Eppure, nonostante tutto, quando nel giro di pochissimi giorni sono arrivati i comunicati ufficiali in cui i due campioni hanno ufficialmente annunciato di non poter rispondere alla convocazione di coach Meo Sacchetti in vista del preolimpico che potrebbe portare l'Italbasket a Tokyo, la doverosa gratitudine rispetto ai quasi 15 anni di ininterrotta partecipazione a ogni tipo di competizione con la maglia azzurra si è trasformata in una sterile polemica quasi a voler trovare – con largo anticipo – i bersagli da colpire in caso di (probabilissima) mancata qualificazione. L'Italia dovrà infatti superare la Serbia, corazzata che pur al netto delle defezioni (su tutte quella dell'MVP Nikola Jokic, quest'ultima arrivata senza alcuna astiosa replica da parte della Federazione) resta superiore sulla carta e dotata di maggior esperienza a certi livelli, motivo per cui il torneo di qualificazione si trasformerà, pur con l'ambizione di vincerlo, nel primo banco di prova di quella che sarà la nuova generazione di talenti tricolori, ai quali contiamo di aggiungere Paolo Banchero – oggi bloccato da Duke – per toglierci soddisfazioni e tornare finalmente a medaglie nelle competizioni che contano.

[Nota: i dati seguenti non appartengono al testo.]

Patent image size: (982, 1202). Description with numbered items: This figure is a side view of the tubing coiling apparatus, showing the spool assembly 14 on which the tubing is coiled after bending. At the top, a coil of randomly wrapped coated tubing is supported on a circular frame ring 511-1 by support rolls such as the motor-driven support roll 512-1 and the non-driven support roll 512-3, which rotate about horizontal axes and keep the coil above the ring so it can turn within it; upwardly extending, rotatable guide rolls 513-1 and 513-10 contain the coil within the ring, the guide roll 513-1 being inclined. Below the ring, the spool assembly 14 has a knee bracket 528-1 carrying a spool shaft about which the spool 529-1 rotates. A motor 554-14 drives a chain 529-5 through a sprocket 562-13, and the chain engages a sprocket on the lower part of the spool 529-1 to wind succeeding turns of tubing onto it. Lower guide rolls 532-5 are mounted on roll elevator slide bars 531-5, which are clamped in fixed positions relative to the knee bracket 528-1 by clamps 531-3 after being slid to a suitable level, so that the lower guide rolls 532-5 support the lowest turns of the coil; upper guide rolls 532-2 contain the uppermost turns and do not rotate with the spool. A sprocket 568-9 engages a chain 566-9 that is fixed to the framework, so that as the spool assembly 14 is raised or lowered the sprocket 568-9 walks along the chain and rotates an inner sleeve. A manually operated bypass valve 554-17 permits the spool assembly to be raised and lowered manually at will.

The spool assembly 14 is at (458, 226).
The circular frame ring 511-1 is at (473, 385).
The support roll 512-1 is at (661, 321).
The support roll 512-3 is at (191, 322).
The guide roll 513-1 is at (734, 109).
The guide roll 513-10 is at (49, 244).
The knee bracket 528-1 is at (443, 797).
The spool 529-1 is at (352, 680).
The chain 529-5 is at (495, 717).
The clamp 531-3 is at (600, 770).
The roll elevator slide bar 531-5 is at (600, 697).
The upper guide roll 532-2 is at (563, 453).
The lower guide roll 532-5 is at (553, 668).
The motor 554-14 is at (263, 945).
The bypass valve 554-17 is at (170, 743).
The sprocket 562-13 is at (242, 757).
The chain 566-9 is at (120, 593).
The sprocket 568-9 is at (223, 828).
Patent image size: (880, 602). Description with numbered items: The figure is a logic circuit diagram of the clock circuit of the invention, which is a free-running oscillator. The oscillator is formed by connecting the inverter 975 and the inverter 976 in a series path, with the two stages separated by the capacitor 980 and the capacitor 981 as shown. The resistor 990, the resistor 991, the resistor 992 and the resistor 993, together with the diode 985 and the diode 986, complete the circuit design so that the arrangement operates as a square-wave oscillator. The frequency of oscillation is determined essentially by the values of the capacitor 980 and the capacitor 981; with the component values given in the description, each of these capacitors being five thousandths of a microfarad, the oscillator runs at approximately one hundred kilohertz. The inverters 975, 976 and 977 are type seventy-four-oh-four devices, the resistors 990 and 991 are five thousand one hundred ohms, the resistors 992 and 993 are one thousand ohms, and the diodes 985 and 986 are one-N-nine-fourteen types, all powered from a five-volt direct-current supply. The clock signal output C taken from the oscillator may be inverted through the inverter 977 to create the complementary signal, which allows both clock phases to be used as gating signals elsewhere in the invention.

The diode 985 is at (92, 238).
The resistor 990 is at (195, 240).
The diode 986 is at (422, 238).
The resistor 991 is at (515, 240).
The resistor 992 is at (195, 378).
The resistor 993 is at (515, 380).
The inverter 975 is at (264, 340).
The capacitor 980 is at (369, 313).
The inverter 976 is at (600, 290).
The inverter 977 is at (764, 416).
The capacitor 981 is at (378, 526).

Il 2020/21 di Marco Belinelli, che a inizio anno ha ufficialmente detto addio all'NBA per tornare a Bologna dove nemmeno due settimane fa si è consacrato campione d'Italia, è stato un anno fisicamente estenuante e diverso da quanto ci si aspettava, con la Virtus impegnata fino all'ultimo episodio di Playoff LBA e giunta fino alle semifinali di Eurocup, dove è stata eliminata dal Rubin Kazan. 60 partite in totale, qualche acciacco fisico lungo il percorso, un minimo di rodaggio prima di entrare in pianta stabile nelle rotazioni di Sasha Djordjevic. L'annata di Gigi Datome è stata anche peggiore sotto questo punto di vista: 90 partite ufficiali da agosto a oggi, Milano arrivata in fondo in Supercoppa, in Coppa Italia, ai Playoffs e alle Final 4 di Eurolega.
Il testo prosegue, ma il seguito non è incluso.